A Comparison of Viral Populations Inhabiting Atlantic and Pacific Oceanic Crustal Fluids

Fluids within the basalt-hosted deep subsurface of the world's oceans represent one of the most inaccessible and understudied biospheres on Earth. Supported by over 15 years of developing technologies in concert with sampling deep subsurface crustal fluids via Circulation Obviation Retrofit Kits (CORKs) assisted by ROV Jason and HOV Alvin, we have gained an understanding of deep subseafloor viral populations for both the Pacific Ocean along the Juan de Fuca Ridge (JdFR) flank and the Atlantic Ocean at North Pond (NP). At the point of sampling, the fluids circulating through both the sites reside within relatively young crust (3.5 and 8 million years old, respectively). However, JdFR fluids are highly altered and are ca. 65 C when sampled, while fluids from NP are cooler (<20 C) and show less alteration. Viruses are present in both environments.
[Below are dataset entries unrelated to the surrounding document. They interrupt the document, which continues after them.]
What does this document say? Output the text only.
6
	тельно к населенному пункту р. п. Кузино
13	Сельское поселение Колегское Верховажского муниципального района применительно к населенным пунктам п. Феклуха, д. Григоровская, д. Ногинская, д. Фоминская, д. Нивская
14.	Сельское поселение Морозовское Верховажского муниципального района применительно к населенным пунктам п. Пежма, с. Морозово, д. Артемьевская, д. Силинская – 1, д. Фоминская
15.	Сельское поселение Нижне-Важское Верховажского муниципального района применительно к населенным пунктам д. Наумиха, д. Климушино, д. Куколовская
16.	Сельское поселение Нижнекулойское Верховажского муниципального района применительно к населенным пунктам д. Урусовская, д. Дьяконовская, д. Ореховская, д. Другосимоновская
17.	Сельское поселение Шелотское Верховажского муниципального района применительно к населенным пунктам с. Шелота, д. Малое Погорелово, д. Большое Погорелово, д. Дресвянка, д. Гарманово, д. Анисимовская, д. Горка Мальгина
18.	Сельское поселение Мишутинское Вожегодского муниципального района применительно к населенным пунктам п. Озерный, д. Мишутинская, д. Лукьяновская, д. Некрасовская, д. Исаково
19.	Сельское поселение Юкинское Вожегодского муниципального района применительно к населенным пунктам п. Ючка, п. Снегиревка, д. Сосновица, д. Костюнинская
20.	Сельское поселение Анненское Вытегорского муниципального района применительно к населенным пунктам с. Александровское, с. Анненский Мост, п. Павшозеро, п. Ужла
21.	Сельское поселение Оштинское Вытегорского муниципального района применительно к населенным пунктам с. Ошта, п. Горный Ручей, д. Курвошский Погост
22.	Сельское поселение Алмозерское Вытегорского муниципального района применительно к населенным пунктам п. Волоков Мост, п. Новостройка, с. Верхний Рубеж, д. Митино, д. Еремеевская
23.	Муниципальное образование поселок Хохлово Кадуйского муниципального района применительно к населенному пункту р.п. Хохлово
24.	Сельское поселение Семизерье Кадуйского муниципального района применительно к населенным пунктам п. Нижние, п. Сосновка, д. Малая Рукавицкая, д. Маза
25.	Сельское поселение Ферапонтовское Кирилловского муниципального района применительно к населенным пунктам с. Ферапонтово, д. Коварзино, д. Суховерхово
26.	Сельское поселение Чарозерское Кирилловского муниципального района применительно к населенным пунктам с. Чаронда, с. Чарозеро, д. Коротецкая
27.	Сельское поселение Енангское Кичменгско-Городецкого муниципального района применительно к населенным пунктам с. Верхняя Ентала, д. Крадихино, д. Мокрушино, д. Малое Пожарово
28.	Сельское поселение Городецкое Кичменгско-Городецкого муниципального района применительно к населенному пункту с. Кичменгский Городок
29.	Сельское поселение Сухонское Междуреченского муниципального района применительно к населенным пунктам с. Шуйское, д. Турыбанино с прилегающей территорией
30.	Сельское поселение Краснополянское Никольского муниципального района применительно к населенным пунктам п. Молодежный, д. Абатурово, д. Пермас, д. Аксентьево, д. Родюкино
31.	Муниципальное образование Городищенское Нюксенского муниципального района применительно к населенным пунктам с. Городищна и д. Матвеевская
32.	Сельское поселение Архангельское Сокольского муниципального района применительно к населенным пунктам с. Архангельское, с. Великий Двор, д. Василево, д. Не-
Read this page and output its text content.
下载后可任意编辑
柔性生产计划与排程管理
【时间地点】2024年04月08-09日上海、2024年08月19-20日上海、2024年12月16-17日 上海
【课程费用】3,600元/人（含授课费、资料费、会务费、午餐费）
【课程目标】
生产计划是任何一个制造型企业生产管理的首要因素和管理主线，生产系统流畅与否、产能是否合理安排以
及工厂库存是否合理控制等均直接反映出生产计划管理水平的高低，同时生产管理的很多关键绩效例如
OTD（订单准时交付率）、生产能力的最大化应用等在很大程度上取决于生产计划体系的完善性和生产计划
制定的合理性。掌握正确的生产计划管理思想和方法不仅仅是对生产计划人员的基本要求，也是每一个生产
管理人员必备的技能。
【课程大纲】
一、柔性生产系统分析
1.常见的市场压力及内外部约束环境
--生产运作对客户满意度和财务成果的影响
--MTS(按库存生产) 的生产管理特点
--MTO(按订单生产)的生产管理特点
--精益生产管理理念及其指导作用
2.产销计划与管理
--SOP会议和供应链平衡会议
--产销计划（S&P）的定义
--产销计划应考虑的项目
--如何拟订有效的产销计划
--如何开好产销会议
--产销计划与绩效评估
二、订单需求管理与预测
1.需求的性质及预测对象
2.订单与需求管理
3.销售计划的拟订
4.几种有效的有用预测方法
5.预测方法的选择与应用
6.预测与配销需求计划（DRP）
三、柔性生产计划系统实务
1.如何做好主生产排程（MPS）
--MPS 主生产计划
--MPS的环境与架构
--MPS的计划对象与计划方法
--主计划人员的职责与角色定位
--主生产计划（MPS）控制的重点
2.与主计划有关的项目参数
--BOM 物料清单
Enumeration via epifluorescence microscopy revealed abundances of 10⁵ ml^-1 at JdFR and 10⁴ ml^-1 at NP. In both cases, viruses were less abundant in the crustal fluids than in overlying bottom seawater. Metagenomic analysis of microbial and viral metagenomes from JdFR revealed a high abundance of archaeal virus-like sequences. Analysis of the CRISPR and prophages of these genomes showed viruses infecting several strains of deeply branching Archaeoglobi, sequenced from JdFR. Preliminary analysis of microbial metagenomes from NP using the program VirSorter revealed both prophages and potential free-living viral sequences. Annotated viral genomes were most similar to head-tail caudo-type viruses, with less similarity to the archaeal-like viruses seen at JdFR. The cumulative data from both sites suggests that viruses contribute to the mortality of deep subsurface prokaryotes through cell lysis analogous to processes in the water column. Additionally, these viruses likely affect the standing stock of genomic diversity in oceanic basement environemnts, altering host capabilities through the processes such as encoding auxiliary metabolic genes and lysogenic conversion.